Ao fim de 2019, o mundo testemunhou um dos maiores vazamentos de dados da história. Na ocasião, informações como nomes, endereços de e-mail, números de telefone e perfis do Facebook e do LinkedIn de 1,2 bilhão de indivíduos foram encontrados por Vinny Troia, chefe de pesquisa, inteligência e segurança da Data Viper, enquanto ele e um colega investigavam a Dark Web. Esse caso extremo ilustra um problema que tomou forma com o crescimento do uso das redes, da internet e dos variados sistemas online: a SEGURANÇA DE DADOS.

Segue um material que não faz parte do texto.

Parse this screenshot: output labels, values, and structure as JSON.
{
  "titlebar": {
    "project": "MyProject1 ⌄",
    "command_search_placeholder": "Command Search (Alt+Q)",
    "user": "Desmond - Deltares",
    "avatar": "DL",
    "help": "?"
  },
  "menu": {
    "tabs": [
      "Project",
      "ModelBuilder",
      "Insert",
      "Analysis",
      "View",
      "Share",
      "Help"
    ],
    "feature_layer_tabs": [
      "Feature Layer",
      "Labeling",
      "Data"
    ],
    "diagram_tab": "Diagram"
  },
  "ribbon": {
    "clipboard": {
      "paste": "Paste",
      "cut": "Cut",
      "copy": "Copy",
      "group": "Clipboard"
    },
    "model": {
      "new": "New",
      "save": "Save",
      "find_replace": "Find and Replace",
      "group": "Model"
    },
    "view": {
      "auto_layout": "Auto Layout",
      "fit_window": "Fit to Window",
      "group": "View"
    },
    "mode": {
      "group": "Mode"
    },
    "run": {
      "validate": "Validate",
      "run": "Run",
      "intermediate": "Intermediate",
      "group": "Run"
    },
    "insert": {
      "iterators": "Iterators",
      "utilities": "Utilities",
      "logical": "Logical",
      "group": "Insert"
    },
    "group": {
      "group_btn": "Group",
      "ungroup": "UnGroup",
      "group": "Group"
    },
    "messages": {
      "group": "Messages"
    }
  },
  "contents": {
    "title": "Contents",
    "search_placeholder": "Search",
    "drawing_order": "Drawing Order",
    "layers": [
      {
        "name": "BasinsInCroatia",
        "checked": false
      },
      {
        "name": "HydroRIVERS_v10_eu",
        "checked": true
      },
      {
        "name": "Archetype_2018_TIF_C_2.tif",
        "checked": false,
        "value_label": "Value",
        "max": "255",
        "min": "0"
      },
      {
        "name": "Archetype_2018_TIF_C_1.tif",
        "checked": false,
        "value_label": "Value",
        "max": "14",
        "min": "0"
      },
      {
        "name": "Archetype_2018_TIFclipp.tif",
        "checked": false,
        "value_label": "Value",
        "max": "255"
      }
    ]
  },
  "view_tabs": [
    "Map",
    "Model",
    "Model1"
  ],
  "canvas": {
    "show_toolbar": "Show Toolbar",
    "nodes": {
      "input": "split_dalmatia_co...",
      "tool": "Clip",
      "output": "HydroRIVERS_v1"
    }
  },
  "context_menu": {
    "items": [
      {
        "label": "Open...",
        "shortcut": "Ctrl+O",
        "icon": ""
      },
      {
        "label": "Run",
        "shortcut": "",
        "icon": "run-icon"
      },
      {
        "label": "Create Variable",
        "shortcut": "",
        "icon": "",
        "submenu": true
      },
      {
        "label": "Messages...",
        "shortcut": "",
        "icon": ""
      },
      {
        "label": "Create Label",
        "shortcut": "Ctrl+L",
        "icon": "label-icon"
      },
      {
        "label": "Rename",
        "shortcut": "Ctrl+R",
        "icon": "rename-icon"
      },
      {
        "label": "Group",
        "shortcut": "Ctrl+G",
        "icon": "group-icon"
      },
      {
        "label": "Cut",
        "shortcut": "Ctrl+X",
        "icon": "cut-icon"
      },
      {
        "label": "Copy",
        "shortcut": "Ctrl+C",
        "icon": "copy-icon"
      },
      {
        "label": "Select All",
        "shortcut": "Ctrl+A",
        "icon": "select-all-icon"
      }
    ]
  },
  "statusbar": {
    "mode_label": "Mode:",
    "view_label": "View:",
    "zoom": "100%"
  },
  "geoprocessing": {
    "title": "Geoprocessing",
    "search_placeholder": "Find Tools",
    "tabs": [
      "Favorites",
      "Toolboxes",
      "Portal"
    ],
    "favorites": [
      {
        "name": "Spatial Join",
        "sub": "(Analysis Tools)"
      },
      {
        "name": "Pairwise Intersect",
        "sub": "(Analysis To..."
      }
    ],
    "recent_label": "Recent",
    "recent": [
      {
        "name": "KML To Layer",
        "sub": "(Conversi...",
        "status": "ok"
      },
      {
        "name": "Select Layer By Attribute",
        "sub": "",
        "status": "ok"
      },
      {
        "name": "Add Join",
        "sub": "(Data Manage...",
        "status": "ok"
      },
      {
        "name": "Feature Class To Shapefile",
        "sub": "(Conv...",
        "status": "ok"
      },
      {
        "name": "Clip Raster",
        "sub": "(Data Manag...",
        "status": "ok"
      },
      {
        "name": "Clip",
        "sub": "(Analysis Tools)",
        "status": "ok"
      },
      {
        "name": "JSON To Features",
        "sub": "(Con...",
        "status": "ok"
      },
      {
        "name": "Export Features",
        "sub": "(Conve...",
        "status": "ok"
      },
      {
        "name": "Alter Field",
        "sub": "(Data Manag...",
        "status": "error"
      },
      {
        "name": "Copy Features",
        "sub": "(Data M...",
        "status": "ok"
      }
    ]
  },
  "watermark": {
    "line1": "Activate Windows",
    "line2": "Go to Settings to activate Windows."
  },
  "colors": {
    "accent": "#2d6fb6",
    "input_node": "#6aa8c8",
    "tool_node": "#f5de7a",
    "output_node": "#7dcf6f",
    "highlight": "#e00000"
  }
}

São eles que possibilitam a personalização de serviços: em um exemplo bastante primário, ao associar o CPF do consumidor às compras que ele faz em uma determinada loja, torna-se possível sugerir promoções e novos produtos semelhantes, atendendo a preferências individuais de maneira simples. Apesar dessa perspectiva positiva, o excesso de dados e a ausência de regras sobre eles fizeram com que as empresas coletassem e acumulassem informações que em alguns casos nem mesmo chegariam a ser usadas, gerando riscos desnecessários à privacidade.

Devido a esse contexto, mundo afora, diferentes legislações foram desenvolvidas com foco na regulação dos dados. Na Califórnia, o Consumer Privacy Act prevê multas que vão de U$ 2500 e U$ 7500 por dado vazado. Foi criado também o Regulamento Geral sobre a Proteção de Dados (GDPR, do inglês General Data Protection Regulation), na União Europeia.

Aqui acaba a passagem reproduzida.